Qatar Bought Trump Condo to Be ‘in His Good Graces' After Fallout With Jared Kushner, Watchdog Claims

Updated | Qatar bought a $6.5 million apartment in a Donald Trump tower in New York City possibly to get back in the president’s “good graces,” a watchdog suing Trump alleges. The speculation comes because the purchase happened after Qatar’s government declined to invest in real estate owned by Jared Kushner's family, and his subsequent backing of a blockade against Qatar.

A Trump World Tower condominium purchase by Qatar’s mission to the United Nations in January, reported by The Guardian on Friday, has “incredibly troubling optics,” Jordan Libowitz, spokesman for the nonprofit legal watchdog group Citizens for Responsibility and Ethics in Washington (CREW), told Newsweek.

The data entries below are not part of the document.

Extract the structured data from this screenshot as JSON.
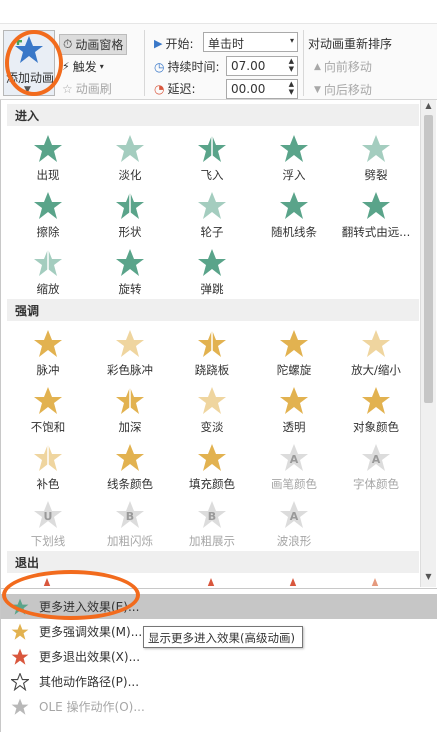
{
  "ribbon": {
    "add_animation_label": "添加动画",
    "animation_pane_label": "动画窗格",
    "trigger_label": "触发",
    "animation_painter_label": "动画刷",
    "start_label": "开始:",
    "start_value": "单击时",
    "duration_label": "持续时间:",
    "duration_value": "07.00",
    "delay_label": "延迟:",
    "delay_value": "00.00",
    "reorder_title": "对动画重新排序",
    "move_earlier_label": "向前移动",
    "move_later_label": "向后移动"
  },
  "sections": {
    "entrance": "进入",
    "emphasis": "强调",
    "exit": "退出"
  },
  "entrance_effects": [
    {
      "label": "出现",
      "icon": "star-appear-icon"
    },
    {
      "label": "淡化",
      "icon": "star-fade-icon"
    },
    {
      "label": "飞入",
      "icon": "star-fly-in-icon"
    },
    {
      "label": "浮入",
      "icon": "star-float-in-icon"
    },
    {
      "label": "劈裂",
      "icon": "star-split-icon"
    },
    {
      "label": "擦除",
      "icon": "star-wipe-icon"
    },
    {
      "label": "形状",
      "icon": "star-shape-icon"
    },
    {
      "label": "轮子",
      "icon": "star-wheel-icon"
    },
    {
      "label": "随机线条",
      "icon": "star-random-bars-icon"
    },
    {
      "label": "翻转式由远...",
      "icon": "star-grow-turn-icon"
    },
    {
      "label": "缩放",
      "icon": "star-zoom-icon"
    },
    {
      "label": "旋转",
      "icon": "star-swivel-icon"
    },
    {
      "label": "弹跳",
      "icon": "star-bounce-icon"
    }
  ],
  "emphasis_effects": [
    {
      "label": "脉冲",
      "icon": "star-pulse-icon",
      "enabled": true
    },
    {
      "label": "彩色脉冲",
      "icon": "star-color-pulse-icon",
      "enabled": true
    },
    {
      "label": "跷跷板",
      "icon": "star-teeter-icon",
      "enabled": true
    },
    {
      "label": "陀螺旋",
      "icon": "star-spin-icon",
      "enabled": true
    },
    {
      "label": "放大/缩小",
      "icon": "star-grow-shrink-icon",
      "enabled": true
    },
    {
      "label": "不饱和",
      "icon": "star-desaturate-icon",
      "enabled": true
    },
    {
      "label": "加深",
      "icon": "star-darken-icon",
      "enabled": true
    },
    {
      "label": "变淡",
      "icon": "star-lighten-icon",
      "enabled": true
    },
    {
      "label": "透明",
      "icon": "star-transparency-icon",
      "enabled": true
    },
    {
      "label": "对象颜色",
      "icon": "star-object-color-icon",
      "enabled": true
    },
    {
      "label": "补色",
      "icon": "star-complementary-color-icon",
      "enabled": true
    },
    {
      "label": "线条颜色",
      "icon": "star-line-color-icon",
      "enabled": true
    },
    {
      "label": "填充颜色",
      "icon": "star-fill-color-icon",
      "enabled": true
    },
    {
      "label": "画笔颜色",
      "icon": "brush-color-icon",
      "enabled": false,
      "glyph": "A"
    },
    {
      "label": "字体颜色",
      "icon": "font-color-icon",
      "enabled": false,
      "glyph": "A"
    },
    {
      "label": "下划线",
      "icon": "underline-icon",
      "enabled": false,
      "glyph": "U"
    },
    {
      "label": "加粗闪烁",
      "icon": "bold-flash-icon",
      "enabled": false,
      "glyph": "B"
    },
    {
      "label": "加粗展示",
      "icon": "bold-reveal-icon",
      "enabled": false,
      "glyph": "B"
    },
    {
      "label": "波浪形",
      "icon": "wave-icon",
      "enabled": false,
      "glyph": "A"
    }
  ],
  "menu": [
    {
      "label": "更多进入效果(E)...",
      "icon": "green-star-icon"
    },
    {
      "label": "更多强调效果(M)...",
      "icon": "yellow-star-icon"
    },
    {
      "label": "更多退出效果(X)...",
      "icon": "red-star-icon"
    },
    {
      "label": "其他动作路径(P)...",
      "icon": "outline-star-icon"
    },
    {
      "label": "OLE 操作动作(O)...",
      "icon": "ole-gear-icon"
    }
  ],
  "tooltip": "显示更多进入效果(高级动画)",
  "colors": {
    "entrance_green": "#5aa48a",
    "emphasis_gold": "#e2b250",
    "exit_red": "#d9573d",
    "annotation_orange": "#f26b1d",
    "ribbon_blue": "#3a78c8"
  }
}
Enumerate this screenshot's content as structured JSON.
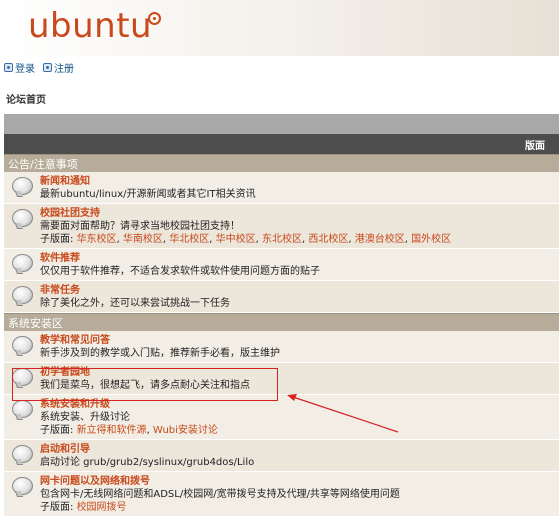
{
  "header": {
    "logo_text": "ubuntu"
  },
  "login_bar": {
    "login": "登录",
    "register": "注册"
  },
  "breadcrumb": "论坛首页",
  "table_header": {
    "right_label": "版面"
  },
  "categories": [
    {
      "name": "公告/注意事项",
      "forums": [
        {
          "title": "新闻和通知",
          "desc": "最新ubuntu/linux/开源新闻或者其它IT相关资讯",
          "sub_label": "",
          "subs": []
        },
        {
          "title": "校园社团支持",
          "desc": "需要面对面帮助？请寻求当地校园社团支持！",
          "sub_label": "子版面:",
          "subs": [
            "华东校区",
            "华南校区",
            "华北校区",
            "华中校区",
            "东北校区",
            "西北校区",
            "港澳台校区",
            "国外校区"
          ]
        },
        {
          "title": "软件推荐",
          "desc": "仅仅用于软件推荐，不适合发求软件或软件使用问题方面的贴子",
          "sub_label": "",
          "subs": []
        },
        {
          "title": "非常任务",
          "desc": "除了美化之外，还可以来尝试挑战一下任务",
          "sub_label": "",
          "subs": []
        }
      ]
    },
    {
      "name": "系统安装区",
      "forums": [
        {
          "title": "教学和常见问答",
          "desc": "新手涉及到的教学或入门贴，推荐新手必看，版主维护",
          "sub_label": "",
          "subs": []
        },
        {
          "title": "初学者园地",
          "desc": "我们是菜鸟，很想起飞，请多点耐心关注和指点",
          "sub_label": "",
          "subs": []
        },
        {
          "title": "系统安装和升级",
          "desc": "系统安装、升级讨论",
          "sub_label": "子版面:",
          "subs": [
            "新立得和软件源",
            "Wubi安装讨论"
          ]
        },
        {
          "title": "启动和引导",
          "desc": "启动讨论 grub/grub2/syslinux/grub4dos/Lilo",
          "sub_label": "",
          "subs": []
        },
        {
          "title": "网卡问题以及网络和拨号",
          "desc": "包含网卡/无线网络问题和ADSL/校园网/宽带拨号支持及代理/共享等网络使用问题",
          "sub_label": "子版面:",
          "subs": [
            "校园网拨号"
          ]
        }
      ]
    }
  ],
  "colors": {
    "accent": "#c8491b",
    "category_bar": "#b7ac9a",
    "annotation": "#d62222"
  }
}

Related: Qatar Officials Covered for Jared Kushner in Mueller Probe, Report Says

Kushner’s family business, Kushner Cos., reportedly sought financing from the Qatari government for its troubled New York City property in April 2017, but no deal transpired. A month later, Kushner and the White House supported a Qatar blockade organized by Saudi Arabia and the United Arab Emirates that shifted alliances in the region, aligning Qatar closer to Iran and Turkey.

Trump went so far as to call Qatar a “funder of terror at a very high level.”

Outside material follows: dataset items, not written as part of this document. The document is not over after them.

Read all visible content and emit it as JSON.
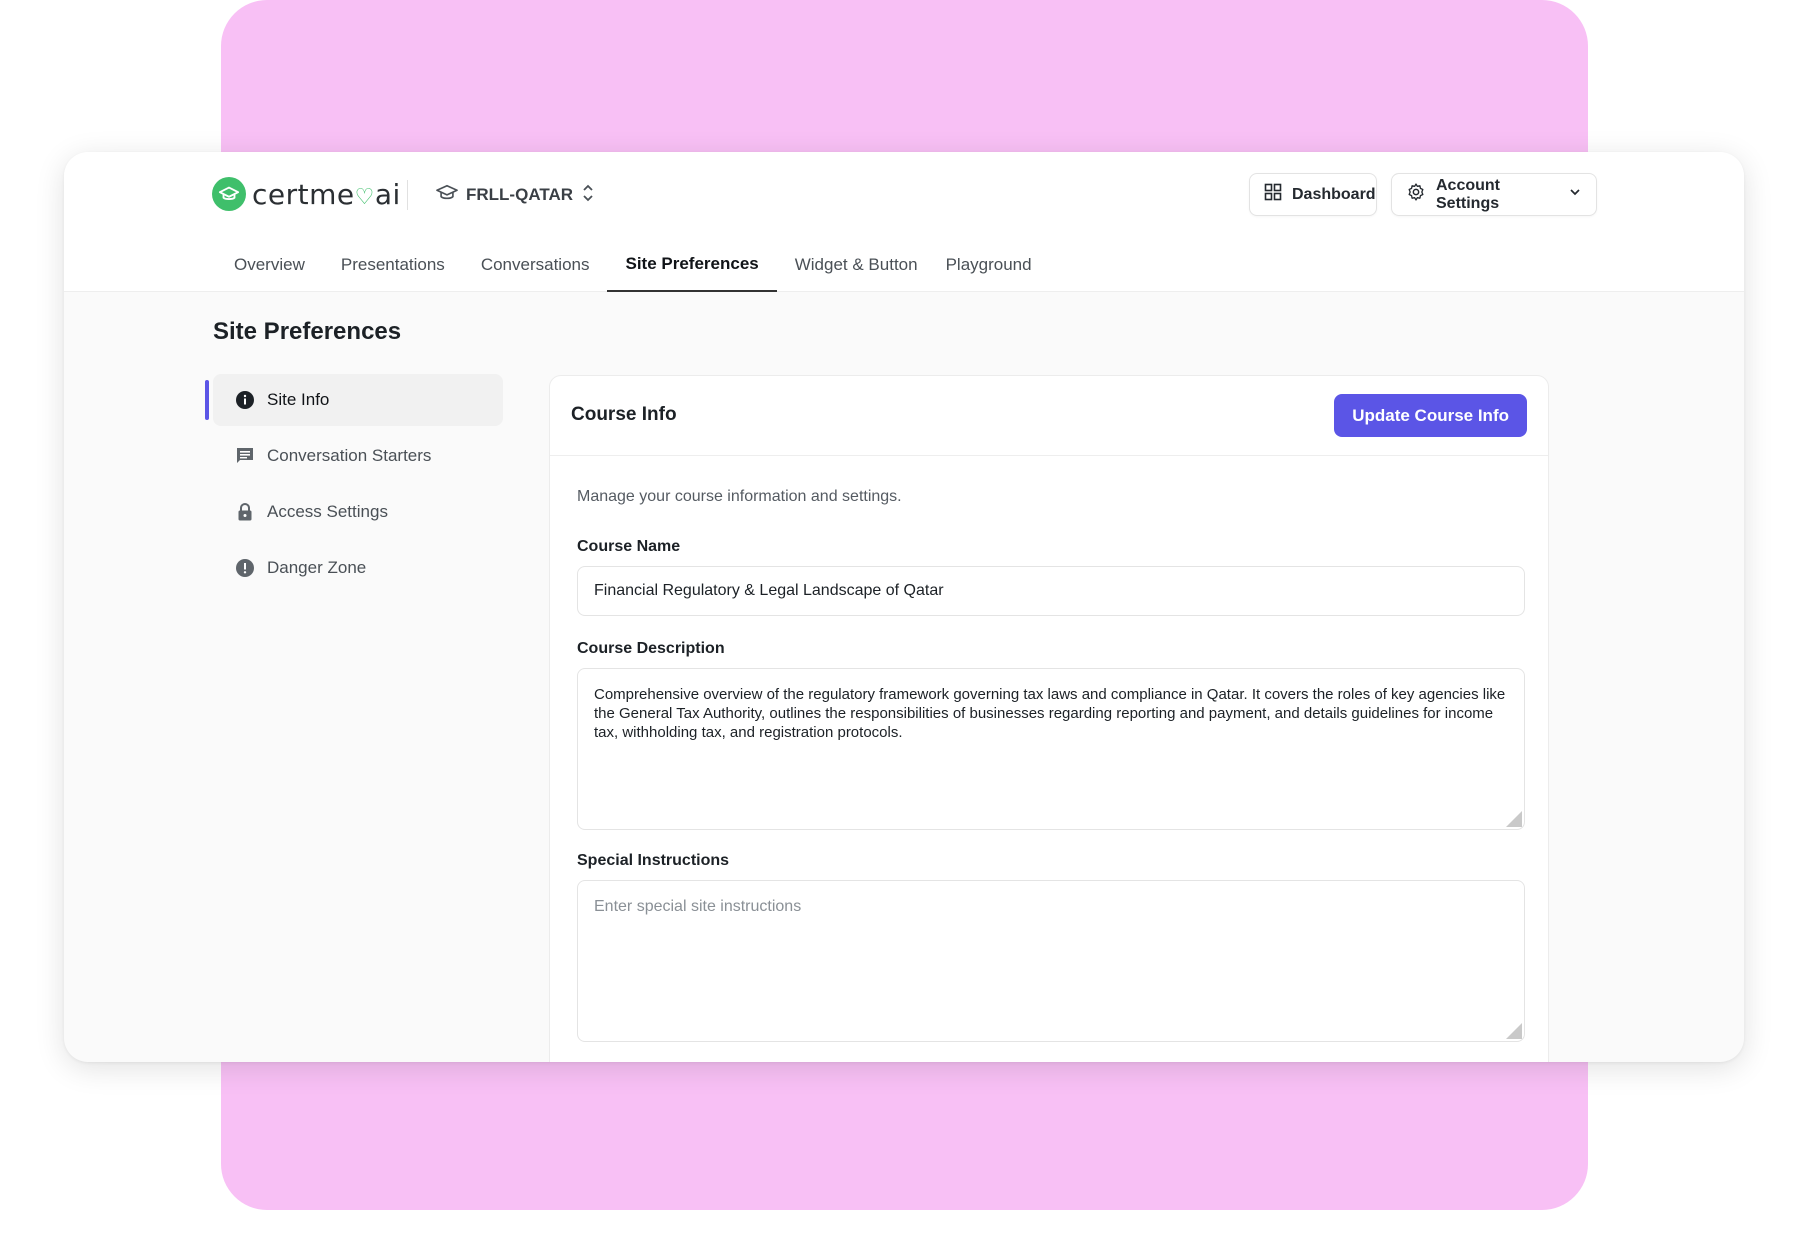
{
  "brand": {
    "name_prefix": "certme",
    "name_suffix": "ai",
    "heart": "♡"
  },
  "course_switcher": {
    "code": "FRLL-QATAR"
  },
  "header_buttons": {
    "dashboard_label": "Dashboard",
    "account_label": "Account Settings"
  },
  "tabs": [
    {
      "label": "Overview",
      "active": false
    },
    {
      "label": "Presentations",
      "active": false
    },
    {
      "label": "Conversations",
      "active": false
    },
    {
      "label": "Site Preferences",
      "active": true
    },
    {
      "label": "Widget & Button",
      "active": false
    },
    {
      "label": "Playground",
      "active": false
    }
  ],
  "page": {
    "title": "Site Preferences"
  },
  "sidebar": {
    "items": [
      {
        "label": "Site Info",
        "icon": "info-icon",
        "active": true
      },
      {
        "label": "Conversation Starters",
        "icon": "chat-icon",
        "active": false
      },
      {
        "label": "Access Settings",
        "icon": "lock-icon",
        "active": false
      },
      {
        "label": "Danger Zone",
        "icon": "alert-icon",
        "active": false
      }
    ]
  },
  "course_info": {
    "title": "Course Info",
    "update_button": "Update Course Info",
    "description": "Manage your course information and settings.",
    "name_label": "Course Name",
    "name_value": "Financial Regulatory & Legal Landscape of Qatar",
    "description_label": "Course Description",
    "description_value": "Comprehensive overview of the regulatory framework governing tax laws and compliance in Qatar. It covers the roles of key agencies like the General Tax Authority, outlines the responsibilities of businesses regarding reporting and payment, and details guidelines for income tax, withholding tax, and registration protocols.",
    "instructions_label": "Special Instructions",
    "instructions_placeholder": "Enter special site instructions"
  },
  "colors": {
    "accent": "#5b55e6",
    "brand_green": "#3fbf6b",
    "backdrop_pink": "#f8c0f5"
  }
}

With the purchase by Qatar’s mission to the United Nations, the country has paid $16.5 million total for four units at Trump World Tower, a property of the Trump Organization. The president has not divested from the company.

“If you’re Qatar and see negative U.S. action after declining to get involved with the president’s son-in-law’s family business, it’s certainly believable that you would do business with the president’s business to get back in his good graces,” said Libowitz.

The Qatari government did not respond to a request for comment from Newsweek on Friday.

Qatar’s January purchase came less than a month after a federal judge in New York dismissed CREW’s lawsuit alleging that Trump violated the U.S. Constitution’s emoluments clause by collecting tens of thousands of dollars in building charges annually for the three units Qatar already owned.

CREW has appealed the judge’s decision.

“Regardless of that, the larger issue of the appearance of corruption is pretty central to this,” Libowitz said. “Obviously, Qatar is a region of particular interest to American foreign policy and we’re forced to question whether there’s an attempt to influence the president, and whether he is being influenced by a government spending millions to be involved with his businesses.”

A Trump Organization spokesperson in an email to Newsweek wrote that the unit referenced was not owned by the organization and that "the transaction was a re-sale between an independent third party unit owner and did not involve the Trump Organization.”

This story has been updated with a comment from the Trump Organization.